На даче, в одиночестве он вспомнил театр, «Марию Стюарт». И тот разговор девушек за спиной… Вспомнилось, как познакомился с женой: девушка раскачивалась все сильнее и сильнее. Так и жизненные качели. Семья. Молодые аспиранты. И сразу родился ребенок. А потом – война, погибли братья. Представляете, сколько Бурлаков не родились. Взрыв атомной бомбы: «Ну и жахнули!» Он в это время был в Америке. Он молчал, слова, как золото, сберегая. Выработал в себе привычку слушать. Он хотел стать летчиком, но опоздал, принимали только до 25 лет. Увлекался изучением английского: язык и довел его до Америки. Но Октивиана Августа дипломат не забывал, и в записной книжке у него было на первой странице написано «Augustusa – божественный, величественный. 63 год до н. э. – 14 год н. э. Гай Октавий». Вдруг на него нахлынуло то театральное настроения, которое ему впервые открыл гастролирующий артист, играющий Октивиана Августа.
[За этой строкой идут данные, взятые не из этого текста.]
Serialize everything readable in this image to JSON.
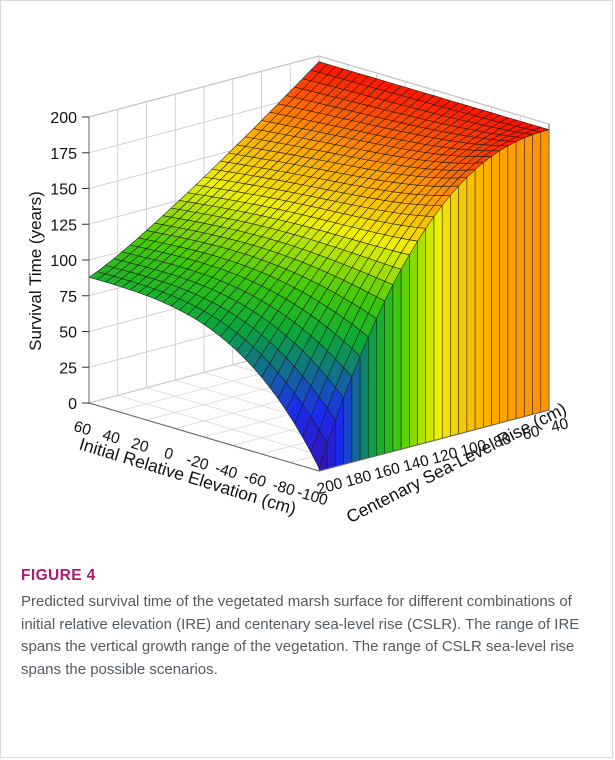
{
  "figure": {
    "label": "FIGURE 4",
    "caption": "Predicted survival time of the vegetated marsh surface for different combinations of initial relative elevation (IRE) and centenary sea-level rise (CSLR). The range of IRE spans the vertical growth range of the vegetation. The range of CSLR sea-level rise spans the possible scenarios."
  },
  "chart_data": {
    "type": "surface",
    "zlabel": "Survival Time (years)",
    "xlabel": "Initial Relative Elevation (cm)",
    "ylabel": "Centenary Sea-Level Rise (cm)",
    "x_ticks": [
      "60",
      "40",
      "20",
      "0",
      "-20",
      "-40",
      "-60",
      "-80",
      "-100"
    ],
    "y_ticks": [
      "200",
      "180",
      "160",
      "140",
      "120",
      "100",
      "80",
      "60",
      "40"
    ],
    "z_ticks": [
      "0",
      "25",
      "50",
      "75",
      "100",
      "125",
      "150",
      "175",
      "200"
    ],
    "xlim": [
      -100,
      60
    ],
    "ylim": [
      40,
      200
    ],
    "zlim": [
      0,
      200
    ],
    "grid": true,
    "colormap": [
      "#3a0ea8",
      "#1a2cf0",
      "#0aa83a",
      "#3cc80a",
      "#f0f000",
      "#ffa000",
      "#ff0000"
    ],
    "corner_values": [
      {
        "ire": 60,
        "cslr": 40,
        "survival": 196
      },
      {
        "ire": 60,
        "cslr": 200,
        "survival": 88
      },
      {
        "ire": -100,
        "cslr": 40,
        "survival": 196
      },
      {
        "ire": -100,
        "cslr": 200,
        "survival": 2
      }
    ]
  }
}
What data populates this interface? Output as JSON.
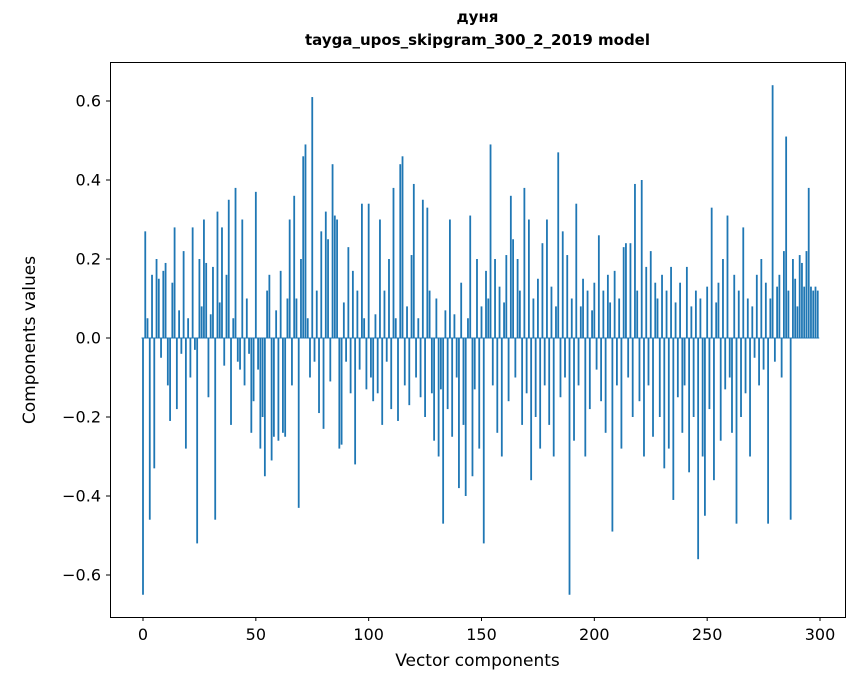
{
  "title": {
    "line1": "дуня",
    "line2": "tayga_upos_skipgram_300_2_2019 model"
  },
  "chart_data": {
    "type": "bar",
    "title": "дуня\ntayga_upos_skipgram_300_2_2019 model",
    "xlabel": "Vector components",
    "ylabel": "Components values",
    "xlim": [
      -15,
      311
    ],
    "ylim": [
      -0.71,
      0.7
    ],
    "grid": false,
    "legend": "none",
    "bar_color": "#1f77b4",
    "xticks": [
      0,
      50,
      100,
      150,
      200,
      250,
      300
    ],
    "yticks": [
      -0.6,
      -0.4,
      -0.2,
      0.0,
      0.2,
      0.4,
      0.6
    ],
    "ytick_labels": [
      "−0.6",
      "−0.4",
      "−0.2",
      "0.0",
      "0.2",
      "0.4",
      "0.6"
    ],
    "x_start": 0,
    "x_step": 1,
    "values": [
      -0.65,
      0.27,
      0.05,
      -0.46,
      0.16,
      -0.33,
      0.2,
      0.15,
      -0.05,
      0.17,
      0.19,
      -0.12,
      -0.21,
      0.14,
      0.28,
      -0.18,
      0.07,
      -0.04,
      0.22,
      -0.28,
      0.05,
      -0.1,
      0.28,
      -0.03,
      -0.52,
      0.2,
      0.08,
      0.3,
      0.19,
      -0.15,
      0.06,
      0.18,
      -0.46,
      0.32,
      0.09,
      0.28,
      -0.07,
      0.16,
      0.35,
      -0.22,
      0.05,
      0.38,
      -0.06,
      -0.08,
      0.3,
      -0.12,
      0.1,
      -0.04,
      -0.24,
      -0.16,
      0.37,
      -0.08,
      -0.28,
      -0.2,
      -0.35,
      0.12,
      0.16,
      -0.31,
      -0.25,
      0.07,
      -0.26,
      0.17,
      -0.24,
      -0.25,
      0.1,
      0.3,
      -0.12,
      0.36,
      0.1,
      -0.43,
      0.2,
      0.46,
      0.49,
      0.05,
      -0.1,
      0.61,
      -0.06,
      0.12,
      -0.19,
      0.27,
      -0.23,
      0.32,
      0.25,
      -0.11,
      0.44,
      0.31,
      0.3,
      -0.28,
      -0.27,
      0.09,
      -0.06,
      0.23,
      -0.14,
      0.17,
      -0.32,
      0.12,
      -0.08,
      0.34,
      0.05,
      -0.13,
      0.34,
      -0.1,
      -0.16,
      0.06,
      -0.14,
      0.3,
      -0.22,
      0.12,
      -0.06,
      0.2,
      -0.18,
      0.38,
      0.05,
      -0.21,
      0.44,
      0.46,
      -0.12,
      0.08,
      -0.17,
      0.21,
      0.39,
      -0.1,
      0.05,
      -0.15,
      0.35,
      -0.2,
      0.33,
      0.12,
      -0.14,
      -0.26,
      0.1,
      -0.3,
      -0.13,
      -0.47,
      0.07,
      -0.18,
      0.3,
      -0.25,
      0.06,
      -0.1,
      -0.38,
      0.14,
      -0.22,
      -0.4,
      0.05,
      0.31,
      -0.35,
      -0.13,
      0.2,
      -0.28,
      0.08,
      -0.52,
      0.17,
      0.1,
      0.49,
      -0.12,
      0.2,
      -0.24,
      0.13,
      -0.3,
      0.09,
      0.21,
      -0.16,
      0.36,
      0.25,
      -0.1,
      0.2,
      0.12,
      -0.22,
      0.38,
      -0.14,
      0.3,
      -0.36,
      0.1,
      -0.2,
      0.15,
      -0.28,
      0.24,
      -0.12,
      0.3,
      -0.22,
      0.13,
      -0.3,
      0.08,
      0.47,
      -0.15,
      0.27,
      -0.1,
      0.21,
      -0.65,
      0.1,
      -0.26,
      0.34,
      -0.12,
      0.08,
      0.15,
      -0.3,
      0.12,
      -0.18,
      0.07,
      0.14,
      -0.08,
      0.26,
      -0.16,
      0.12,
      -0.24,
      0.16,
      0.09,
      -0.49,
      0.17,
      -0.12,
      0.1,
      -0.28,
      0.23,
      0.24,
      -0.1,
      0.24,
      -0.2,
      0.39,
      0.12,
      -0.16,
      0.4,
      -0.3,
      0.18,
      -0.12,
      0.22,
      -0.25,
      0.14,
      0.1,
      -0.2,
      0.16,
      -0.33,
      0.12,
      -0.28,
      0.18,
      -0.41,
      0.09,
      -0.15,
      0.14,
      -0.24,
      -0.12,
      0.18,
      -0.34,
      0.08,
      -0.2,
      0.12,
      -0.56,
      0.1,
      -0.3,
      -0.45,
      0.13,
      -0.18,
      0.33,
      -0.36,
      0.09,
      0.14,
      -0.26,
      0.2,
      -0.13,
      0.31,
      -0.1,
      -0.24,
      0.16,
      -0.47,
      0.12,
      -0.2,
      0.28,
      -0.14,
      0.1,
      -0.3,
      0.08,
      -0.05,
      0.16,
      -0.12,
      0.2,
      -0.08,
      0.14,
      -0.47,
      0.1,
      0.64,
      -0.06,
      0.13,
      0.16,
      -0.1,
      0.22,
      0.51,
      0.12,
      -0.46,
      0.2,
      0.15,
      0.08,
      0.21,
      0.19,
      0.13,
      0.22,
      0.38,
      0.13,
      0.12,
      0.13,
      0.12
    ]
  }
}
Помимо его желания вновь ему захотелось блеснуть перед молодой женщиной, и он раздал билеты в театр. В кармане пиджака лежали его визитки и приглашения: сельская мальчишеская привычка, что-то да в кармане должно быть.

«Что может быть выше мира в семье и работы?» – вспомнил он слова отца.

Дипломат отдыхал на даче в одиночестве и от многодневных сессий Генеральной Ассамблеи ООН. Это такой театр дипломатических действий! Он не снимал маску дипломата даже на квартире. Не сходил со сцены сутками! Но тут, в Подмосковье, когда он один, снять маску и стать человеком такое наслаждение. И он даже разговаривал сам с собой.

«Лучше 10 лет переговоров, чем один день войны». Ты знаешь, как они меня прозвали? «Мистер нет». – Кто заключит со мной мирное соглашение? – У меня вся жизнь как война, – не теряя достоинства, сказала она. – У меня есть сводный брат по отцу. Он прокурор».

Октябрьские праздники. Дипломат вызвал машину. Надо ехать. Желание людского общения возбудило его. Хотя надо признаться, чувствам он не давал власти над собой. Чувства чувствами, а карьера карьерой, как говорила его мать: «Муха отдельно, а котлетку отдать тому, кто муху не видел». Она приводила ему в пример самого Октивиана Августа, о котором рассказывал ей заезжий артист. Спектакля она уже не помнила, но Августа вырастила в себе, как вынашивают ребёнка. Больше всего её удивило, что Август отнял один день у февраля. Она рассказывала это всем, но на неё смотрели как на чудачку. Август был наиболее радостным месяцем и в её жизни.

Через трое суток отдыха на даче он опять на работе. А девушки? А девушки – потом.

Нужно быть кристально чистым на виду. Не привлечь к себе внимание спецслужб. Не разрушить карьеру, так удачно начавшуюся при Сталине. Редко, очень редко были у него неслучайные случайности. Он был мягок и любезен с женщинами, и они к нему тянулись. Они чувствовали в нём что-то своё и словно в сомнамбулистическом сне доверялись ему. «Пусть лучше я буду ухаживать за улиткой. Она хоть медленно ползёт, зато несёт свой дом на голове. Вот у неё, действительно, дом – всему голова».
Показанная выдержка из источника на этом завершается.